C. C. Todd & Matilda Jones
John Bradshaw & Maggie Jones
Daniel Webb & Othena Hall
G. Walker & Jennie Wright
Oscar Byrd & Anna McNeil
Chas Walls & Grace Butler
George Heidle & Etta Brown
L. E. Thornton & Oma Jackson
H. Conrad Wilson & Bessie Human
N. J. Stonecipher & Tressie Patrick
Riley JUSTICE and Myrtle STEWART were married by Esq. HOLDER, Dec. 16 1916, on the Pike a short distance east OF Wartburg near Gus Heidel’s.  They were sitting in an auto when the Esquire drove up, married them in short order as he was carrying the mail and could not tarry long on the job.

Harry  KREIS and Ida L. BRASEL were married Christmas morning and left immediately for Knoxville..

James H. GALLOWAY died Jan. 6th at the home of his daughter,
Mrs. Griffith after a long illness.

Martin BROWN died in Atlanta, Ga. Jan 15th with pneumonia. He was a soldier in the US Service. His body was shipped to Burrville for
burial. He leaves a father and mother, two sisters and six brothers.

Martin C. BROWN, died Jan. 16, 1916 at Camp Gordon.  He was formerly from Burrville. He was the son of Mr. & Mrs.
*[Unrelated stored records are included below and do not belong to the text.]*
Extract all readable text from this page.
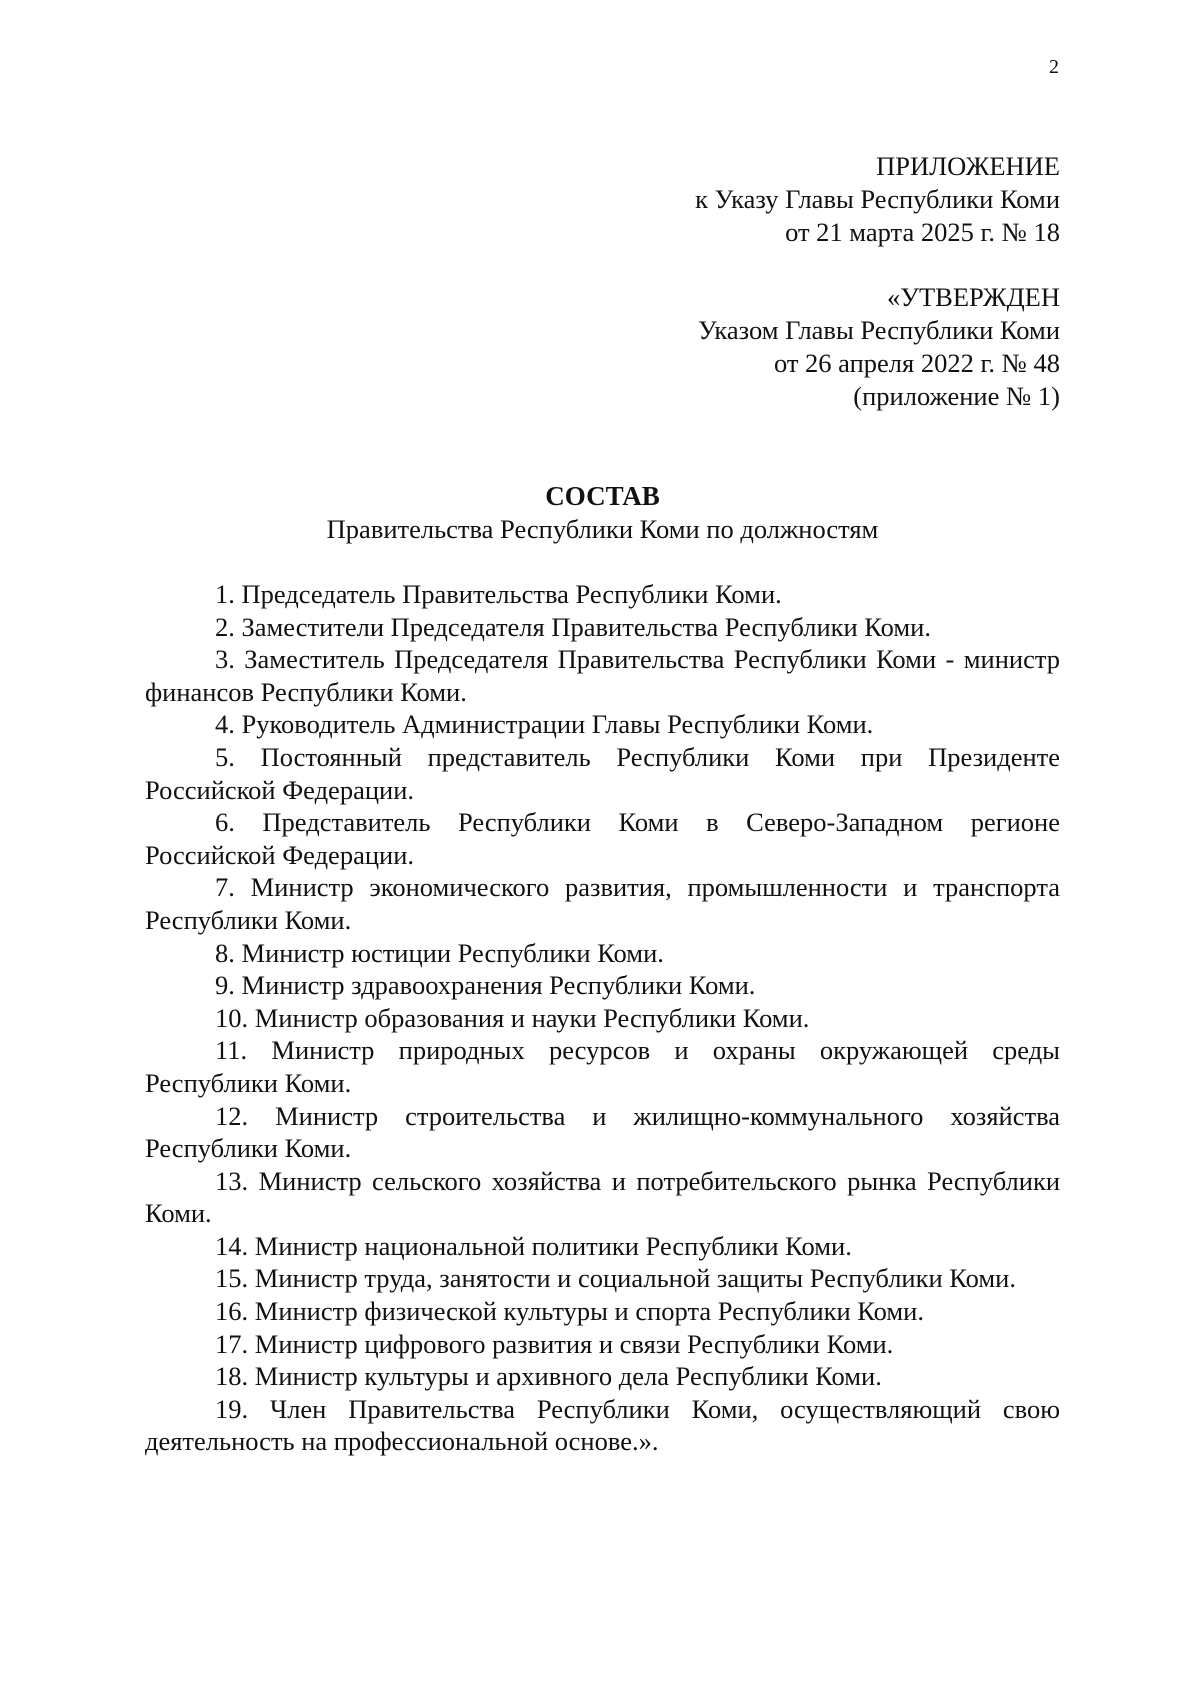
2
ПРИЛОЖЕНИЕ
к Указу Главы Республики Коми
от 21 марта 2025 г. № 18
«УТВЕРЖДЕН
Указом Главы Республики Коми
от 26 апреля 2022 г. № 48
(приложение № 1)
СОСТАВ
Правительства Республики Коми по должностям
1. Председатель Правительства Республики Коми.
2. Заместители Председателя Правительства Республики Коми.
3. Заместитель Председателя Правительства Республики Коми - министр финансов Республики Коми.
4. Руководитель Администрации Главы Республики Коми.
5. Постоянный представитель Республики Коми при Президенте Российской Федерации.
6. Представитель Республики Коми в Северо-Западном регионе Российской Федерации.
7. Министр экономического развития, промышленности и транспорта Республики Коми.
8. Министр юстиции Республики Коми.
9. Министр здравоохранения Республики Коми.
10. Министр образования и науки Республики Коми.
11. Министр природных ресурсов и охраны окружающей среды Республики Коми.
12. Министр строительства и жилищно-коммунального хозяйства Республики Коми.
13. Министр сельского хозяйства и потребительского рынка Республики Коми.
14. Министр национальной политики Республики Коми.
15. Министр труда, занятости и социальной защиты Республики Коми.
16. Министр физической культуры и спорта Республики Коми.
17. Министр цифрового развития и связи Республики Коми.
18. Министр культуры и архивного дела Республики Коми.
19. Член Правительства Республики Коми, осуществляющий свою деятельность на профессиональной основе.».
Albert Brown who lived at Burrville.  Cause of death was pneumonia.

James T. BUCHANAN, a miner about 30 years of age from Dayton was killed in the CONGER MINES Wednesday by falling slate. He had worked here only two days.  The body was prepared for burial and sent to Dayton for interment.  He leaves a wife and two children. (August 1916)

P.J. CALLAHAN, 72, of Chattanooga died, 8/10/1916 at his home.  Burial in Cincinnatti, Aug 13, 1916.  He was for many years the
passenger conductor between Somerset and Chattanooga.

Infant daughter of Mr. & Mrs. Jack BROWN was buried Aug. 14, 1916 at M.E. Church Cemetery Sunbright.

William HOWARD, born in Morgan Co., May 16, 1831, died Oct 17, 1916. He married Sarah Williams in 1858. They had seven children, 5 survive.  daughters, Mrs. T. C. DILLON. Mrs. Wilburn STOWERS, and Mrs. Gusty HOWARD.  Sons, Andrew and Perry Howard. Mr.  HOWARD joined the Union Army at the outbreak of the Civil War. Burial in Lavender Cem. Deer Lodge

Jim WOODRUFF, who a week ago stabbed to death JOHN McGINLY on the streets of Harriman, was arrested Saturday at Rockwood.  His preliminary trial was held Saturday afternoon and he was bound over to court with out bond.  He claims the stabbing was in self defense. (week or 8/13/1916)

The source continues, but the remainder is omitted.